Nach dem Rollsystem des Schichtenplans der Beklagten hatte der Kläger am Donnerstag, dem 24. September 1987, einen arbeitsfreien Tag. Mit Schreiben vom 25. August 1987 machte er für seine Teilnahme an der Veranstaltung Freizeitausgleich geltend. Die Beklagte lehnte die Forderung am 2. September 1987 ab. Der Messebesuch des Klägers dauerte am 24. September 1987 ohne Anreise länger als acht Stunden. Die Beklagte gewährte dem Kläger dafür Keinen Freizeitausgleich.

Mit seiner Klage begehrt der Kläger die Verurteilung der Beklagten zur Gewährung eines entsprechenden Freizeitausgleichs. Er stützt seine Forderung auf § 26 Abs. 6 SchwbG und hat vorgetragen: Der Besuch der Ausstellung sei für ihn eine notwendige Bildungsmaßnahme i. S. von § 26 Abs. 4 Satz 2 SchwbG gewesen, die ihm für seine Arbeit als Vertrauensmann erforderliche Kenntnisse vermittelt habe. Die Teilnahme an einer Bildungsmaßnahme gehöre ebenso wie z. B. die Teilnahme an einer Betriebsratssitzung zu den Tätigkeiten eines Vertrauensmannes i. S. von § 26 Abs. 6 SchwbG. Der Messebesuch sei aus betriebsbedingten Gründen außerhalb der Arbeitszeit erfolgt. Aufgrund des Schichtenplans der Beklagten sei es ihm unmöglich gewesen, die erforderliche Tätigkeit innerhalb seiner Arbeitszeit zu verrichten. Trotz seiner Mitteilung vom 25. August 1987 habe es die Beklagte unterlassen, seine Arbeitszeit entsprechend zu verlagern.

Der Kläger hat beantragt,

die Beklagte zu verurteilen, ihm für seine Teilnahme an der Veranstaltung der Hauptfürsorgestelle am 24. September 1987 in D… einen Arbeitstag Freizeitausgleich zu gewähren.

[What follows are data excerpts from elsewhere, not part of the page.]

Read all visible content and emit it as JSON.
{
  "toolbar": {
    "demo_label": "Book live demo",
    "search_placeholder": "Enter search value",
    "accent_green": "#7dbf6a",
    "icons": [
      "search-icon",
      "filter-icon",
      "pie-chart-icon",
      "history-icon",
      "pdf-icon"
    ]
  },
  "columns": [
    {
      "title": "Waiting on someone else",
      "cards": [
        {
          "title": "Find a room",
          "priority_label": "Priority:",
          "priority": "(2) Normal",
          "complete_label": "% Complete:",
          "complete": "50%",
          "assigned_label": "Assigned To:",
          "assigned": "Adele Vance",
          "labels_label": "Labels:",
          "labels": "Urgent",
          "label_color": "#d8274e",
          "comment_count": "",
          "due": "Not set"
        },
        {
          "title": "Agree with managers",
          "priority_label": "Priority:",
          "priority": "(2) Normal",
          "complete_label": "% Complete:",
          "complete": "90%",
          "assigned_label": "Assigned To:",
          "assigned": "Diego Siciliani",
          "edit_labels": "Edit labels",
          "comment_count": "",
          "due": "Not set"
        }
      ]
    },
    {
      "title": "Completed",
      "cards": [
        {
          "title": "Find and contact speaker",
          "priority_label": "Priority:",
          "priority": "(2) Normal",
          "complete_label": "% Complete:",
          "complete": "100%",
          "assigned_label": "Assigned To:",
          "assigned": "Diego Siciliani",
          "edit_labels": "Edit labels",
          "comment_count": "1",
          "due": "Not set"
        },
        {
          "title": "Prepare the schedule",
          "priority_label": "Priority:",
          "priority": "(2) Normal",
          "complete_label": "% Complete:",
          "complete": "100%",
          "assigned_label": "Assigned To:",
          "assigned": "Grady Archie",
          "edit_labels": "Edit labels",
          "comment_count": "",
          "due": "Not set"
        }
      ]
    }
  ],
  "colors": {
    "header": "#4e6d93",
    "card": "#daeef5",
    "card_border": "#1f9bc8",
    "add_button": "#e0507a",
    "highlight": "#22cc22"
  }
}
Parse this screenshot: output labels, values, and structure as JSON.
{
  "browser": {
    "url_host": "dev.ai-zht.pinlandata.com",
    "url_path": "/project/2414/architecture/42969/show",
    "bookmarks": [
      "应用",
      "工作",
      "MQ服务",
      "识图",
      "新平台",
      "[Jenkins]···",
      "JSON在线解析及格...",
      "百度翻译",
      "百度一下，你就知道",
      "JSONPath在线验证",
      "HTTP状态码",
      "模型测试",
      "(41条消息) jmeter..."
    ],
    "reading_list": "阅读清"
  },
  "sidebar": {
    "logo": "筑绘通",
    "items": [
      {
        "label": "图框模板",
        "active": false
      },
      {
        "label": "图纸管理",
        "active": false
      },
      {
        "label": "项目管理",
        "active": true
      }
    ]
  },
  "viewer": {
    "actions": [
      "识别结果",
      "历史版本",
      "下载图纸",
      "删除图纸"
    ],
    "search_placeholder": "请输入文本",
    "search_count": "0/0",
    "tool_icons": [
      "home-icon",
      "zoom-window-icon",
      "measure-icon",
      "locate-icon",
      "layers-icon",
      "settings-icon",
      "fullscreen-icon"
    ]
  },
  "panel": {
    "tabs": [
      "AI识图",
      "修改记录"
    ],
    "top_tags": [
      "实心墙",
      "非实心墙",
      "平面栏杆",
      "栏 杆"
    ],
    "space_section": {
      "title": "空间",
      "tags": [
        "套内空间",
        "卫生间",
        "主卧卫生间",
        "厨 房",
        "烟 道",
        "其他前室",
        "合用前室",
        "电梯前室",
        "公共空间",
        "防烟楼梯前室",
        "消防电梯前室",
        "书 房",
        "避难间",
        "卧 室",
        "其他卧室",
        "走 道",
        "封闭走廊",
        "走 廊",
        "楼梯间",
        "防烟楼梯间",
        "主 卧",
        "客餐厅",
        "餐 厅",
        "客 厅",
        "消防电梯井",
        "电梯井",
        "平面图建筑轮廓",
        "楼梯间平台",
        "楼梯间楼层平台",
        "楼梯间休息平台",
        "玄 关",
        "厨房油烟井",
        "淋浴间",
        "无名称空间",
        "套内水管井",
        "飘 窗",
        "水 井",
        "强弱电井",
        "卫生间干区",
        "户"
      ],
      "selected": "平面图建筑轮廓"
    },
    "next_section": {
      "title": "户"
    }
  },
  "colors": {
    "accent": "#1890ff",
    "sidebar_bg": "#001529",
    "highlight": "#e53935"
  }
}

Die Beklagte hat beantragt,

die Klage abzuweisen.

Nach Ihrer Ansicht ist es unbeachtlich, ob der Messebesuch für den Kläger eine erforderliche Bildungsmaßnahme gewesen sei. Der Kläger sei jedenfalls nicht aus betriebsbedingten Gründen außerhalb seiner Arbeitszeit tätig geworden. Das Vorliegen eines betrieblichen Grundes setze nämlich voraus, daß ein Kausalzusammenhang zwischen der Sphäre des Betriebes und dem Zeitpunkt der Tätigkeit des Vertrauensmannes bestanden habe. Im vorliegenden Falle habe aber die Hauptfürsorgestelle den Termin der Veranstaltung vorgegeben. Sie habe darauf keinen Einfluß nehmen können.

Das Arbeitsgericht hat der Klage stattgegeben. Auf die Berufung der Beklagten hat das Landesarbeitsgericht das erstinstanzliche Urteil aufgehoben und die Klage abgewiesen. Mit der zugelassenen Revision erstrebt der Kläger die Wiederherstellung des erstinstanzlichen Urteils. Die Beklagte beantragt, die Revision zurückzuweisen.

 

Entscheidungsgründe

Die Revision des Klägers ist unbegründet. Das Landesarbeitsgericht hat einen Anspruch des Klägers auf Freizeitausgleich zu Recht verneint. Die Teilnahme eines Mitglieds der Schwerbehindertenvertretung an einer Schulungs- und Bildungsveranstaltung begründet keinen Anspruch auf Freizeitausgleich.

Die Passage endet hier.